The battle eventually seems to collapse under its own weight, leaving a strange absence and air of expectation. This is filled with the arrival of the Synthi-Fou, who brings the opera to a conclusion in an orgy of planes crashing in a kaleidoscopic explosion of colour and light, while he/she plays out a barrage of synthesiser sounds. An ominous choral backing that seems to present a blend of haunting doom and celestial wonder vocalises the chaos that has been left behind. You can truly say - as with every other part of Stockhausen's Licht that Le Balcon have presented thus far - that you have never seen or heard anything quite like Dienstag aus Licht. It also lives up to the ambition of Stockhausen to take opera into another realm beyond music, singing and drama, into a sensory, participatory experience.

It would be ridiculous to review or rate this opera performance in a traditional manner. Stockhausen doesn't leave a lot of room for interpretation in Licht, but if you are looking for as authentic an experience of this extraordinary work - rarely performed for obvious reasons - you can be sure that Maxime Pascal and Le Balcon's production lives up to the extraordinarily challenging standards of music and theatricality that Stockhausen's expansive epic presents. Stockhausen's work invites disciples who like to see his work treated reverentially, and Le Balcon do that here by performing the work with purpose and complete commitment. As they have done with previous sections Donnerstag and Samstag, and as they will no doubt do with the remaining four.
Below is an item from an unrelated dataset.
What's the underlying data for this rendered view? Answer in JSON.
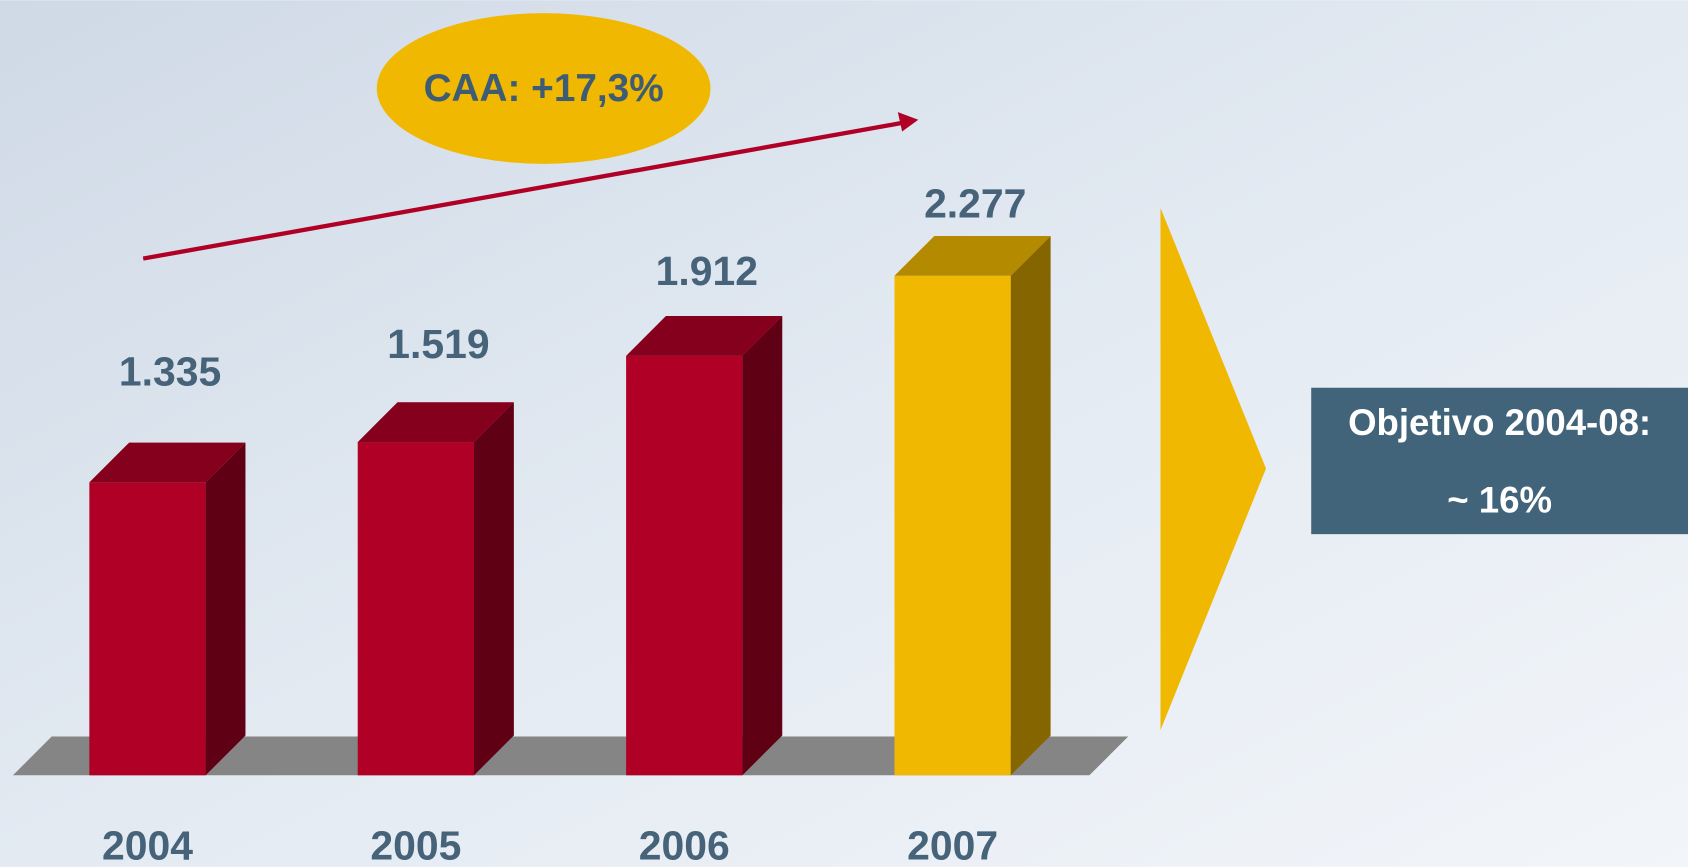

The next section of Licht to be tackled in this complete cycle by Le Balcon is Freitag aus Licht at Lille and Paris in November 2022. Having only seen Donnerstag aus Licht performed live, I hope I get the opportunity to see that or one or two of the remaining sections, and if they manage to keep up this standard of presentation, this cycle will undoubtedly be considered be one of the operatic achievements of the decade.